Un mot très rapide sur le troisième et dernier domaine que je voudrais aborder. Celui du développement économique. Ou plutôt de « l’équipement économique » de nos territoires. Un équipement nécessaire si on veut que chaque territoire puisse se battre à armes égales, valoriser ses atouts. Deux illustrations.
La première, vous la connaissez, je l’ai annoncée à Cahors le 14 décembre dernier, c’est la couverture complète du territoire en haut débit d’ici 2020 et en très haut débit d’ici 2022.
Nous en poursuivons le déploiement, nous l’accélérons même, en lien avec la Caisse des Dépôts et avec l’aide des opérateurs.
Cette couverture numérique, c’est un peu le terrain de jeu de la Caisse et de ses filiales qui sont des pionnières dans la promotion des villes intelligentes. Des villes qui sont, en général, des « grandes villes intelligentes ». Or, de nombreuses villes, moyennes, de nombreux villages tout aussi intelligents comptent sur vous, sur la Banque des Territoires pour accéder aux nouveaux services numériques.
La deuxième illustration, c’est le tourisme. Inutile d’en rappeler les enjeux économiques. Ce n’est parce que nous sommes les premiers qu’il ne faut pas tout faire pour le rester. C’est pourquoi :
Le 19 janvier dernier, lors du comité interministériel du tourisme, la Caisse des Dépôts s’est engagée à réaliser 500 millions d’euros d’investissements touristiques durant les 5 prochaines années sur tout le territoire. Des sommes qui devraient permettre de réaliser pour 3 à 5 milliards d’euros d’opérations. C’est bien. Mais si l’argent fait beaucoup, il ne fait pas tout.
C’est là que la Banque des Territoires intervient. Pour aider les collectivités à gérer leurs relations avec leurs partenaires. Pour offrir une capacité d’expertise. Entraîner des investisseurs privés. Et pour conduire ces grands projets dans la durée. Projets de reconversion de bâtiments anciens. Projets de réhabilitation du patrimoine. Des projets très lourds qui nécessitent de pouvoir compter sur un « tiers de confiance », qui, là aussi, aide, conseille, documente la prise de décision, sans se substituer au décideur final.

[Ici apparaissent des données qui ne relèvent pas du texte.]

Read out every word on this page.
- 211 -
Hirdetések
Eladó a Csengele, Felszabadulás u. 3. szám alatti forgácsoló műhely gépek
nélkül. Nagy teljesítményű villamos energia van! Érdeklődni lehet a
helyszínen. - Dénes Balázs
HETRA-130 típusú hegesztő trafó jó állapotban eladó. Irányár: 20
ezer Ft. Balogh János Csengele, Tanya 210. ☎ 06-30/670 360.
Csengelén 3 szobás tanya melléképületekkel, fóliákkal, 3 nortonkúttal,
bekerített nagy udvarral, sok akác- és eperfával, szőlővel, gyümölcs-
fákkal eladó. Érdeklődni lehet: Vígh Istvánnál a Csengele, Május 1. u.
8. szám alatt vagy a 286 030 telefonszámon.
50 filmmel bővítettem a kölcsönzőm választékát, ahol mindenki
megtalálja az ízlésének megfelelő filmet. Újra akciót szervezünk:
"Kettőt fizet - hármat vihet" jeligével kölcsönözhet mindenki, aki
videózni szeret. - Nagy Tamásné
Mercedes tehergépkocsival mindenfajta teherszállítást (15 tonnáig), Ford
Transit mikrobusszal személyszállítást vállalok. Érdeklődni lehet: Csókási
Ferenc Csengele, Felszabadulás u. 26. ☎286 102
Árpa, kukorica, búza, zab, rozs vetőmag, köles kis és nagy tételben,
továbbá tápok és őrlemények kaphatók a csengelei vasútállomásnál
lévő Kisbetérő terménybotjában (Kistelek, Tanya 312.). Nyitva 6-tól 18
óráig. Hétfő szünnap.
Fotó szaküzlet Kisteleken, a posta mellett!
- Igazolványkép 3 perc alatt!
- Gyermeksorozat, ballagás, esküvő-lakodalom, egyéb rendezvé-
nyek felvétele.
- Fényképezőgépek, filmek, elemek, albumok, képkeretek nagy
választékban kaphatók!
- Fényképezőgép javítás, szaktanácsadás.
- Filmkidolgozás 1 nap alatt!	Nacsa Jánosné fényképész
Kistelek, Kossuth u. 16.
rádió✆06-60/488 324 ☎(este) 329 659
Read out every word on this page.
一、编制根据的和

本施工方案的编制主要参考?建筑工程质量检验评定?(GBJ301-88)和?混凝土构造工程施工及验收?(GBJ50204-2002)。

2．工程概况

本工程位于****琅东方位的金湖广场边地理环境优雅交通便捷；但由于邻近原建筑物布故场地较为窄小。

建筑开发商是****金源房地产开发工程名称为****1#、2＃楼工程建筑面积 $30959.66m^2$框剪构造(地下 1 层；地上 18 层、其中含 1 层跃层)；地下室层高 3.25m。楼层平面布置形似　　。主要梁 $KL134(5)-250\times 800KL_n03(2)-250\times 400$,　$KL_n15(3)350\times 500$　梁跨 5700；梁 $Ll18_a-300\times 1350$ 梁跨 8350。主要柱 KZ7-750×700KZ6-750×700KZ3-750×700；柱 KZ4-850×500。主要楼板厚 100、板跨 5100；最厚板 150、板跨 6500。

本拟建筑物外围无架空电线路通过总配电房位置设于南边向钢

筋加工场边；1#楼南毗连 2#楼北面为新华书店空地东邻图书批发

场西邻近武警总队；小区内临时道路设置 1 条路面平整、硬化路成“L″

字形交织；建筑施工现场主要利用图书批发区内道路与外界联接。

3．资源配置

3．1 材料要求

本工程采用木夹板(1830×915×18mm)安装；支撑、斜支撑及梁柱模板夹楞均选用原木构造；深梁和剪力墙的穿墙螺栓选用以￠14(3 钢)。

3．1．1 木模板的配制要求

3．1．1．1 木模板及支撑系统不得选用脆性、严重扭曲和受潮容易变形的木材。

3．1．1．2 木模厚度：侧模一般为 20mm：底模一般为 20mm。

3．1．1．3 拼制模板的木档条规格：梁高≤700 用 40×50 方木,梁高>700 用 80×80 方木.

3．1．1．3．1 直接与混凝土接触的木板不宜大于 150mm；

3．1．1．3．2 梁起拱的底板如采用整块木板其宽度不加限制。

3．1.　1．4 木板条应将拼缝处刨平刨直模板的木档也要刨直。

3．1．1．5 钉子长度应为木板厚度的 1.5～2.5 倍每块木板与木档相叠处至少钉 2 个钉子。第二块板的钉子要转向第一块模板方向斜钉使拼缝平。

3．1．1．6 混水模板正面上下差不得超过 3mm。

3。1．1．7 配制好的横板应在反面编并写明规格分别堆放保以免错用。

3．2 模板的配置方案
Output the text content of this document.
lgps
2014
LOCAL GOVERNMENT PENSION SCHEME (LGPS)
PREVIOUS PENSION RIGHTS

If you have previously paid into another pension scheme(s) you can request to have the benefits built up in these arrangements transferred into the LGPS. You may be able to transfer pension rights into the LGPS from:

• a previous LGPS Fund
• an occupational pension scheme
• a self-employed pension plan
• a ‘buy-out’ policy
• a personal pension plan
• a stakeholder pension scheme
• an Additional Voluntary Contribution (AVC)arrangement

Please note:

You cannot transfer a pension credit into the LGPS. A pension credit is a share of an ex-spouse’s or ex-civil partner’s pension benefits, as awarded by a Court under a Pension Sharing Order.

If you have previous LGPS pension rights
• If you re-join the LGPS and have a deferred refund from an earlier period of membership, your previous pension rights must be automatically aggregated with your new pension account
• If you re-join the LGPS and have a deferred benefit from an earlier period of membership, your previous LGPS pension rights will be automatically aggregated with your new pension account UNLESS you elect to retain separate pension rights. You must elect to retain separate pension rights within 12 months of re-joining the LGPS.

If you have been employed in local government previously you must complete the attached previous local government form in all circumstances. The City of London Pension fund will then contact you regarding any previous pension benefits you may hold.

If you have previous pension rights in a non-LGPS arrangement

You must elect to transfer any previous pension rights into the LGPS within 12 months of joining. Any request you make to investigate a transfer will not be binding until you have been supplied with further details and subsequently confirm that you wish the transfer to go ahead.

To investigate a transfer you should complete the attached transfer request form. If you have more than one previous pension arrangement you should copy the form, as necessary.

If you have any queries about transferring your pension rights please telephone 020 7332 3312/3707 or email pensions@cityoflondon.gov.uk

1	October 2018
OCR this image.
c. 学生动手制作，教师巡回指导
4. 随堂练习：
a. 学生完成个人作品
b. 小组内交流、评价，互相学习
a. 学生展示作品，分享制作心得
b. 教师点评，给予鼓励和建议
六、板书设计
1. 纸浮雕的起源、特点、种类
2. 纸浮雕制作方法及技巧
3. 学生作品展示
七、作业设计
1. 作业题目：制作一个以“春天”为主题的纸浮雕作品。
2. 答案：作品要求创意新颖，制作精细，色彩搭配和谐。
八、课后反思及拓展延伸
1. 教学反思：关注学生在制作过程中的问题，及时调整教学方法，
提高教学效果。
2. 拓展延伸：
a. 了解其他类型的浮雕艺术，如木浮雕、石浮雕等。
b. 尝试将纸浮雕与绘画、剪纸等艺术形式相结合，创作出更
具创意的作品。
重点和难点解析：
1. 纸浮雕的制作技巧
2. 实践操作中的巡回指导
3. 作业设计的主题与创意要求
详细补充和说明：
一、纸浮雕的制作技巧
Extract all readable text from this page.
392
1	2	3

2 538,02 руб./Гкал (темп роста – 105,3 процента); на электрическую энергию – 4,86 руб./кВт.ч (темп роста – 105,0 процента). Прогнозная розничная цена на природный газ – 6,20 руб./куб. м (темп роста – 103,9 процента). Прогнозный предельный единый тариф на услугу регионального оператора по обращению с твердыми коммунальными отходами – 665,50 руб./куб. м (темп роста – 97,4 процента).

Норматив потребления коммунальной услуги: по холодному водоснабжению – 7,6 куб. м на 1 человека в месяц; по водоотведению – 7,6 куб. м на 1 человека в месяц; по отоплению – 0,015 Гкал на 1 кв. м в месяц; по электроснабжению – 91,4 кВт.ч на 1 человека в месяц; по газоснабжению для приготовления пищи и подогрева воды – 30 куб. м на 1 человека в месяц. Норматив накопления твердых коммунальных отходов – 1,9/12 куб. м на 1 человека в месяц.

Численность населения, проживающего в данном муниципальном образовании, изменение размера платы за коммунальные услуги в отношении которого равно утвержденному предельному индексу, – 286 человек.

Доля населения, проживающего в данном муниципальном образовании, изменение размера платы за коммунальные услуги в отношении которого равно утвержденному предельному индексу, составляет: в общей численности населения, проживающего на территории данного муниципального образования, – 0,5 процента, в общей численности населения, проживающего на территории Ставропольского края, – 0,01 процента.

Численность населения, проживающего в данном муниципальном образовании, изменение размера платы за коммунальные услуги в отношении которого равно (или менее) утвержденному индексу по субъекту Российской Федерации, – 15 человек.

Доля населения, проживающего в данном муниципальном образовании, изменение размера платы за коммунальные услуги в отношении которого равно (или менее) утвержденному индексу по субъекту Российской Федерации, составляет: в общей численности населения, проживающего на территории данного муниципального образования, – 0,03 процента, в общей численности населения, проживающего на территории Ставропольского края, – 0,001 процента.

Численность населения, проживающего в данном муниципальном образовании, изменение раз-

Pour accomplir ces missions sur les territoires, la CDC peut compter sur l’activité de ses nombreuses filiales et sur l’engagement de leurs collaborateurs : habitat, immobilier, aménagement, transports publics, financement des PME et des ETI… c’est l’ensemble du groupe CDC qui contribuera à ce nouveau projet territorial.
Comme j’ai été long et technique. Que tout à l’heure, j’ai fait référence à un historien géographe, Fernand Braudel, que j’aime beaucoup. Et que vous avez placé la journée sous le thème, très actuel, du « printemps ». Je voudrais terminer avec un autre géographe. Et avec un peu de printemps. Ce géographe, c’est Paul Vidal de la Blache. Que disait-il ? Eh bien « qu’il faut partir de cette idée qu’une contrée est un réservoir où dorment des énergies dont la nature a déposé le germe, mais dont l’emploi dépend de l’homme ». On a furieusement envie d’ajouter : « Dont l’emploi dépend des hommes et des femmes de nos collectivités locales, de la Caisse des Dépôts, de tous les organismes qui se mobilisent pour nos territoires ». Des hommes et des femmes en qui les Français ont « Foi ». Et ils ont bien raison ! Je vous remercie.